In [11]:
import pandas as pd
import numpy as np

In [115]:
#Read tutee file
tutee_df = pd.read_csv('sample_tutee.csv')

#Format tutee file to be more readable
#Change column names
new_columns = {
    "Kindlespark Point-of-Contact" : "poc",
    "Tutee Index" : "tutee_index",
    "Gender" : "gender",
    "Level in 2023" : "level",
    "Subject #1" : "subject1",
    "Subject #2" : "subject2",
    "Subject #3" : "subject3",
    "Financial Aid?" : "fa",
    "Available?" : "available",
    "Comments" : "comments"
}
tutee_df = tutee_df.rename(columns=new_columns)
tutee_df.head()

#simplify levels to p (primary) and s (secondary)
#fa and available from yes/no to y/n
def level(x):
    return np.char.lower(x[0])

tutee_df['level'] = tutee_df['level'].apply(lambda x: level(x))
tutee_df['fa'] = tutee_df['fa'].apply(lambda x: level(x))
tutee_df['available'] = tutee_df['available'].apply(lambda x: level(x))

#fill na values with nothing
tutee_df[['subject1','subject2','subject3']] = tutee_df[['subject1','subject2','subject3']].fillna('')
tutee_df.head()

Unnamed: 0,poc,tutee_index,gender,level,subject1,subject2,subject3,fa,available,comments
0,Benjamin,233,Male,s,science,english,,y,y,
1,Benjamin,254,Female,p,english,science,,y,y,Not available for tuition on Wednesdays
2,Dawne,260,Female,p,english,math,science,y,y,"Tutees 260 & 261 are sisters, parent requested..."
3,Dawne,261,Female,p,english,math,science,y,y,"Tutees 260 & 261 are sisters, parent requested..."
4,Benjamin,280,Female,p,english,math,malay,y,y,


In [116]:
#Read tutee file
tutor_df = pd.read_csv('sample_tutor.csv')
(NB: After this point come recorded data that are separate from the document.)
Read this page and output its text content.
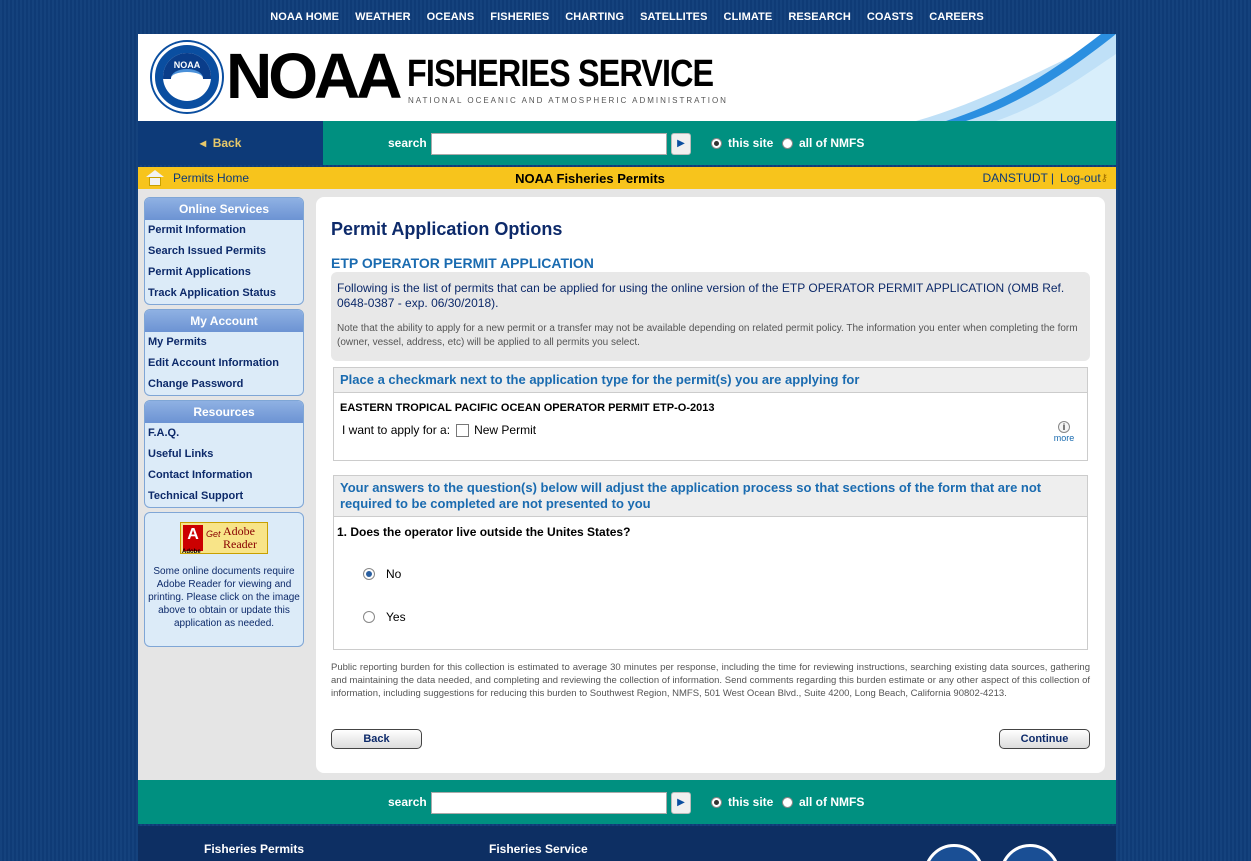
NOAA HOME WEATHER OCEANS FISHERIES CHARTING SATELLITES CLIMATE RESEARCH COASTS CAREERS
NOAA NOAA FISHERIES SERVICE
NATIONAL OCEANIC AND ATMOSPHERIC ADMINISTRATION
◂  Back	search	▶	this site all of NMFS
Permits Home	NOAA Fisheries Permits	DANSTUDT | Log-out ⚷
Online Services
Permit Information
Search Issued Permits
Permit Applications
Track Application Status
My Account
My Permits
Edit Account Information
Change Password
Resources
F.A.Q.
Useful Links
Contact Information
Technical Support
A Get Adobe Reader
Adobe

Some online documents require Adobe Reader for viewing and printing. Please click on the image above to obtain or update this application as needed.

Permit Application Options
ETP OPERATOR PERMIT APPLICATION
Following is the list of permits that can be applied for using the online version of the ETP OPERATOR PERMIT APPLICATION (OMB Ref. 0648-0387 - exp. 06/30/2018).
Note that the ability to apply for a new permit or a transfer may not be available depending on related permit policy. The information you enter when completing the form (owner, vessel, address, etc) will be applied to all permits you select.
Place a checkmark next to the application type for the permit(s) you are applying for
EASTERN TROPICAL PACIFIC OCEAN OPERATOR PERMIT ETP-O-2013
I want to apply for a: New Permit	i
more
Your answers to the question(s) below will adjust the application process so that sections of the form that are not required to be completed are not presented to you
1. Does the operator live outside the Unites States?
No
Yes
Public reporting burden for this collection is estimated to average 30 minutes per response, including the time for reviewing instructions, searching existing data sources, gathering and maintaining the data needed, and completing and reviewing the collection of information. Send comments regarding this burden estimate or any other aspect of this collection of information, including suggestions for reducing this burden to Southwest Region, NMFS, 501 West Ocean Blvd., Suite 4200, Long Beach, California 90802-4213.
Back	Continue
search	▶	this site all of NMFS
Fisheries Permits	Fisheries Service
#fill na values with nothing
tutee_df[['subject1','subject2']] = tutee_df[['subject1','subject2']].fillna('')
tutor_df.head()

Unnamed: 0,tutor_index,gender,level,subject1,subject2,probono,available
0,1,m,p,science,english,y,y
1,2,m,p,english,science,y,y
2,3,f,p,english,math,y,y
3,4,f,p,english,math,y,y
4,5,m,p,english,math,y,y


In [133]:
#Do an inner merge between tutors and tutee
#i.e. return rows based on 3 conditions
#1. The level the tutor teaches is the same as the tutee
#2. Pro bono tutees are matched with financial assistance tutees and the converse is true
#3. Both tutor and tutee are available
match_df = pd.merge(tutor_df,tutee_df, how='inner',left_on=['level','probono','available'],right_on=['level','fa','available'])
match_df.head()

Unnamed: 0,tutor_index,gender_x,level,subject1_x,subject2_x,probono,available,poc,tutee_index,gender_y,subject1_y,subject2_y,subject3,fa,comments
0,1,m,p,science,english,y,y,Benjamin,254,Female,english,science,,y,Not available for tuition on Wednesdays
1,1,m,p,science,english,y,y,Dawne,260,Female,english,math,science,y,"Tutees 260 & 261 are sisters, parent requested..."
2,1,m,p,science,english,y,y,Dawne,261,Female,english,math,science,y,"Tutees 260 & 261 are sisters, parent requested..."
3,1,m,p,science,english,y,y,Benjamin,280,Female,english,math,malay,y,
4,1,m,p,science,english,y,y,Anthony,284,Male,english,chinese,,y,Tutees 284 and 285 are brothers


In [162]:
#This function matches the subjects the tutor teaches and the tutee receives
#Returns the total matched subjects as a new column "matched_subjects"
def match_subjects(df):
    subjects_list = []
    #check for na values
    tutor_subjects = [df['subject1_x'],df['subject2_x']]
    tutee_subjects = [df['subject1_y'],df['subject2_y'],df['subject3']]
    #Gives set of matched subjects
    matched = set(tutor_subjects).intersection(tutee_subjects)
    return ",".join(matched) if matched != set('') else np.nan
    
match_df['matched_subjects'] = match_df.apply(lambda df : match_subjects(df), axis=1)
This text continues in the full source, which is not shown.